Elle nous décrit, dans les premières lignes du roman comment se présente la hiérarchie dans la société Yumimoto :
" Monsieur Haneda était le supérieur de monsieur Omochi qui était le supérieur de monsieur Saito, qui était le supérieur de mademoiselle Mori, qui était ma supérieure.
Et moi, je n'étais la supérieure de personne. On pourrait dire les choses autrement. J'étais aux ordres de mademoiselle Mori, qui était aux ordres de monsieur Saito, et ainsi de suite, avec cette précision que les ordres pouvaient, en aval, sauter les échelons hiérarchiques.
Donc, dans la compagnie Yumimoto, j'étais aux ordres de tout le monde.
In-Texto... Ex-Texto :
"- A partir de maintenant, vous ne parlez plus le japonais.
Je le regardai avec des yeux ronds :
- Pardon ?
- Vous ne connaissez plus le japonais. C'est clair ?
- Enfin, c'est pour ma connaissance de votre langue que Yumimoto m'a engagée !
- Cela m'est égal. Je vous donne l'ordre de ne plus comprendre le japonais.

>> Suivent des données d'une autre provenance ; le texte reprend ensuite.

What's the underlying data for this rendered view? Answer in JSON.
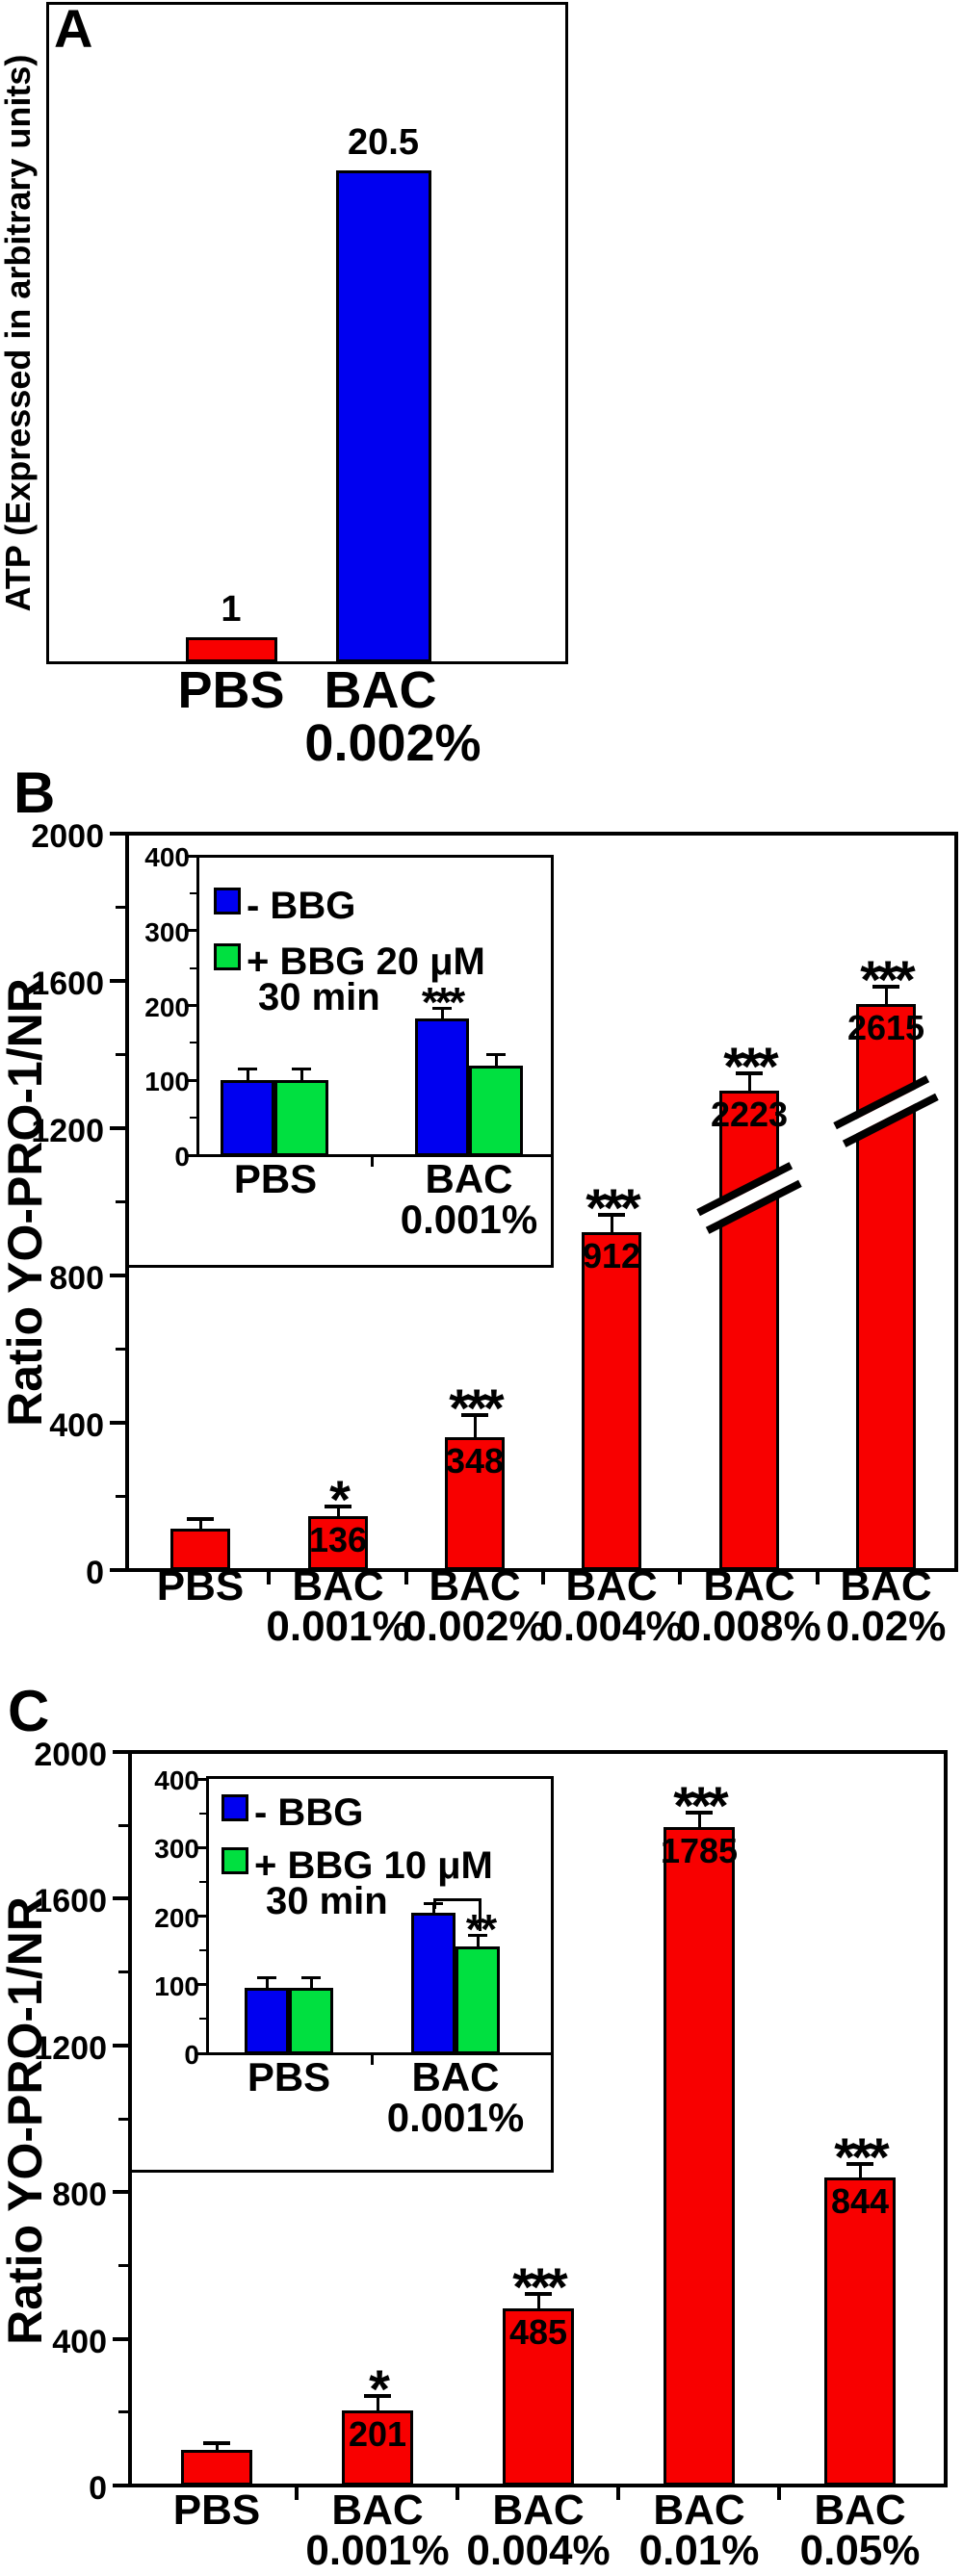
{
  "colors": {
    "bar_red": "#F80000",
    "bar_blue": "#0000F0",
    "bar_green": "#00E040",
    "axis_black": "#000000",
    "background": "#FFFFFF"
  },
  "chart_data": [
    {
      "panel_letter": "A",
      "type": "bar",
      "title": "",
      "ylabel": "ATP (Expressed in arbitrary units)",
      "xlabel": "",
      "ylim": [
        0,
        27.5
      ],
      "grid": false,
      "bars": [
        {
          "category_line1": "PBS",
          "category_line2": "",
          "value": 1,
          "data_label": "1",
          "color": "red"
        },
        {
          "category_line1": "BAC",
          "category_line2": "0.002%",
          "value": 20.5,
          "data_label": "20.5",
          "color": "blue"
        }
      ]
    },
    {
      "panel_letter": "B",
      "type": "bar",
      "title": "",
      "ylabel": "Ratio YO-PRO-1/NR",
      "xlabel": "",
      "ylim": [
        0,
        2000
      ],
      "yticks": [
        0,
        400,
        800,
        1200,
        1600,
        2000
      ],
      "yticks_minor": [
        200,
        600,
        1000,
        1400,
        1800
      ],
      "grid": false,
      "bars": [
        {
          "category_line1": "PBS",
          "category_line2": "",
          "value": 112,
          "displayed_value": 112,
          "error": 26,
          "sig": "",
          "data_label": "",
          "color": "red",
          "axis_break": false
        },
        {
          "category_line1": "BAC",
          "category_line2": "0.001%",
          "value": 136,
          "displayed_value": 146,
          "error": 26,
          "sig": "*",
          "data_label": "136",
          "color": "red",
          "axis_break": false
        },
        {
          "category_line1": "BAC",
          "category_line2": "0.002%",
          "value": 348,
          "displayed_value": 361,
          "error": 60,
          "sig": "***",
          "data_label": "348",
          "color": "red",
          "axis_break": false
        },
        {
          "category_line1": "BAC",
          "category_line2": "0.004%",
          "value": 912,
          "displayed_value": 918,
          "error": 47,
          "sig": "***",
          "data_label": "912",
          "color": "red",
          "axis_break": false
        },
        {
          "category_line1": "BAC",
          "category_line2": "0.008%",
          "value": 2223,
          "displayed_value": 1302,
          "error": 47,
          "sig": "***",
          "data_label": "2223",
          "color": "red",
          "axis_break": true
        },
        {
          "category_line1": "BAC",
          "category_line2": "0.02%",
          "value": 2615,
          "displayed_value": 1537,
          "error": 47,
          "sig": "***",
          "data_label": "2615",
          "color": "red",
          "axis_break": true
        }
      ],
      "inset": {
        "ylim": [
          0,
          400
        ],
        "yticks": [
          0,
          100,
          200,
          300,
          400
        ],
        "yticks_minor": [
          50,
          150,
          250,
          350
        ],
        "legend": [
          {
            "color": "blue",
            "line1": "- BBG",
            "line2": ""
          },
          {
            "color": "green",
            "line1": "+ BBG 20 μM",
            "line2": "30 min"
          }
        ],
        "groups": [
          {
            "category_line1": "PBS",
            "category_line2": "",
            "bars": [
              {
                "color": "blue",
                "value": 100,
                "error": 15,
                "sig": ""
              },
              {
                "color": "green",
                "value": 100,
                "error": 15,
                "sig": ""
              }
            ]
          },
          {
            "category_line1": "BAC",
            "category_line2": "0.001%",
            "bars": [
              {
                "color": "blue",
                "value": 183,
                "error": 13,
                "sig": "***"
              },
              {
                "color": "green",
                "value": 120,
                "error": 14,
                "sig": ""
              }
            ]
          }
        ],
        "bracket": null
      }
    },
    {
      "panel_letter": "C",
      "type": "bar",
      "title": "",
      "ylabel": "Ratio YO-PRO-1/NR",
      "xlabel": "",
      "ylim": [
        0,
        2000
      ],
      "yticks": [
        0,
        400,
        800,
        1200,
        1600,
        2000
      ],
      "yticks_minor": [
        200,
        600,
        1000,
        1400,
        1800
      ],
      "grid": false,
      "bars": [
        {
          "category_line1": "PBS",
          "category_line2": "",
          "value": 97,
          "displayed_value": 97,
          "error": 18,
          "sig": "",
          "data_label": "",
          "color": "red",
          "axis_break": false
        },
        {
          "category_line1": "BAC",
          "category_line2": "0.001%",
          "value": 201,
          "displayed_value": 206,
          "error": 39,
          "sig": "*",
          "data_label": "201",
          "color": "red",
          "axis_break": false
        },
        {
          "category_line1": "BAC",
          "category_line2": "0.004%",
          "value": 485,
          "displayed_value": 483,
          "error": 40,
          "sig": "***",
          "data_label": "485",
          "color": "red",
          "axis_break": false
        },
        {
          "category_line1": "BAC",
          "category_line2": "0.01%",
          "value": 1785,
          "displayed_value": 1795,
          "error": 40,
          "sig": "***",
          "data_label": "1785",
          "color": "red",
          "axis_break": false
        },
        {
          "category_line1": "BAC",
          "category_line2": "0.05%",
          "value": 844,
          "displayed_value": 840,
          "error": 37,
          "sig": "***",
          "data_label": "844",
          "color": "red",
          "axis_break": false
        }
      ],
      "inset": {
        "ylim": [
          0,
          400
        ],
        "yticks": [
          0,
          100,
          200,
          300,
          400
        ],
        "yticks_minor": [
          50,
          150,
          250,
          350
        ],
        "legend": [
          {
            "color": "blue",
            "line1": "- BBG",
            "line2": ""
          },
          {
            "color": "green",
            "line1": "+ BBG 10 μM",
            "line2": "30 min"
          }
        ],
        "groups": [
          {
            "category_line1": "PBS",
            "category_line2": "",
            "bars": [
              {
                "color": "blue",
                "value": 96,
                "error": 14,
                "sig": ""
              },
              {
                "color": "green",
                "value": 96,
                "error": 14,
                "sig": ""
              }
            ]
          },
          {
            "category_line1": "BAC",
            "category_line2": "0.001%",
            "bars": [
              {
                "color": "blue",
                "value": 205,
                "error": 13,
                "sig": ""
              },
              {
                "color": "green",
                "value": 156,
                "error": 15,
                "sig": ""
              }
            ]
          }
        ],
        "bracket": {
          "label": "**",
          "connects": [
            "BAC blue",
            "BAC green"
          ]
        }
      }
    }
  ]
}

- C'est impossible. Personne ne peut obéir à un ordre pareil.
- Il y a toujours moyen d'obéir. C'est ce que les cerveaux occidentaux devraient comprendre." (Monsieur Omochi à Amélie Nothomb, p. 20)

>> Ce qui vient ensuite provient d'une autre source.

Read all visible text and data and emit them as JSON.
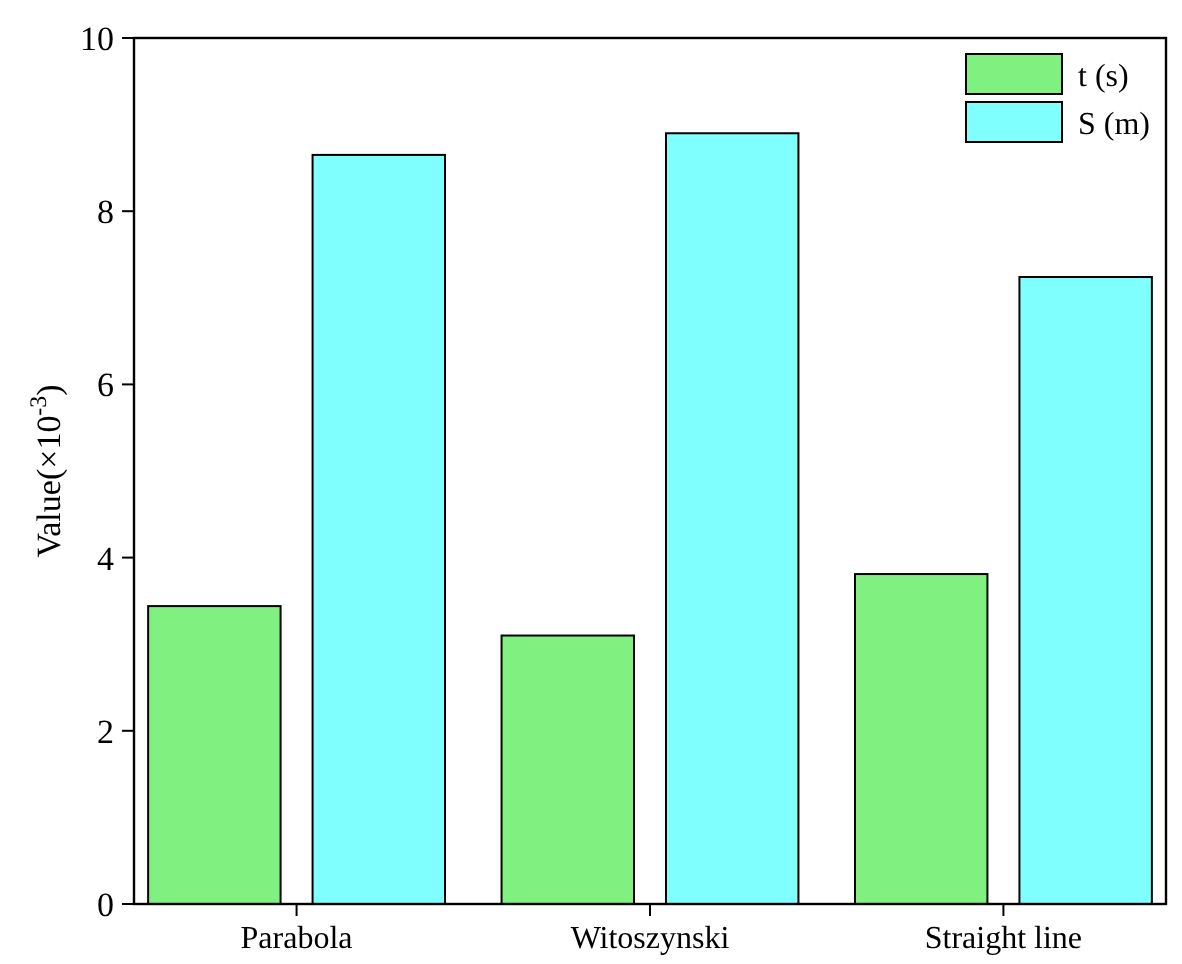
{
  "chart_data": {
    "type": "bar",
    "ylabel": "Value(×10$^{-3}$)",
    "categories": [
      "Parabola",
      "Witoszynski",
      "Straight line"
    ],
    "series": [
      {
        "name": "t (s)",
        "color": "#80f080",
        "values": [
          3.44,
          3.1,
          3.81
        ]
      },
      {
        "name": "S (m)",
        "color": "#80ffff",
        "values": [
          8.65,
          8.9,
          7.24
        ]
      }
    ],
    "ylim": [
      0,
      10
    ],
    "yticks": [
      0,
      2,
      4,
      6,
      8,
      10
    ],
    "grid": false,
    "legend": "top right"
  }
}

Voici le témoignagne de Nabeta Hisae, résidant au Japon et dont on a fait la connaissance sur la Mailing List dédiée à Amélie Nothomb. Elle nous dit qu'elle a eu l'occasion d'acheter "Stupeur et tremblements" dans un aéroport. Elle a dévoré le livre en s'y reconnaissant... Elle nous conte son histoire à elle, histoire directement dépendante des valeurs et moeurs japonaises. Voici donc ce qu'elle nous dit sur le livre d'Amélie Nothomb :
Peut-être en Europe, est-il difficile d’imaginer que que son histoire soit vraie, mais cela est très probable ici, au Japon.
Un jour j’ai demandé à mon PDG de me donner un autre travail. Et j’ai juré
que je continuerais mon travail dans le magasin en essayant de m’engager
dans une autre tâche. Il m’a dit non. « Si tu veux vraiment travailler
dans la société japonaise, il faut continuer ton travail d’emballage
pendant au moins 2 ou 3 ans. Et souhaiter un autre travail, c’était trop
orgueilleux ».
6 mois après, j’ai trouvé mon bureau actuel, qui est une agence de
traduction, et je me suis enfuie de cet enfer. Au bureau actuel où je
travaille depuis plus de 3 ans, je suis coordinatrice de traduction et il m’arrive des fois que je sers moi-même d’interprète et traductrice. Mais
avant d’être employée officiellement par cette société, j’ai dû demander
si cela serait obligatoire de nettoyer tous les jours tout le bureau avant l’heure.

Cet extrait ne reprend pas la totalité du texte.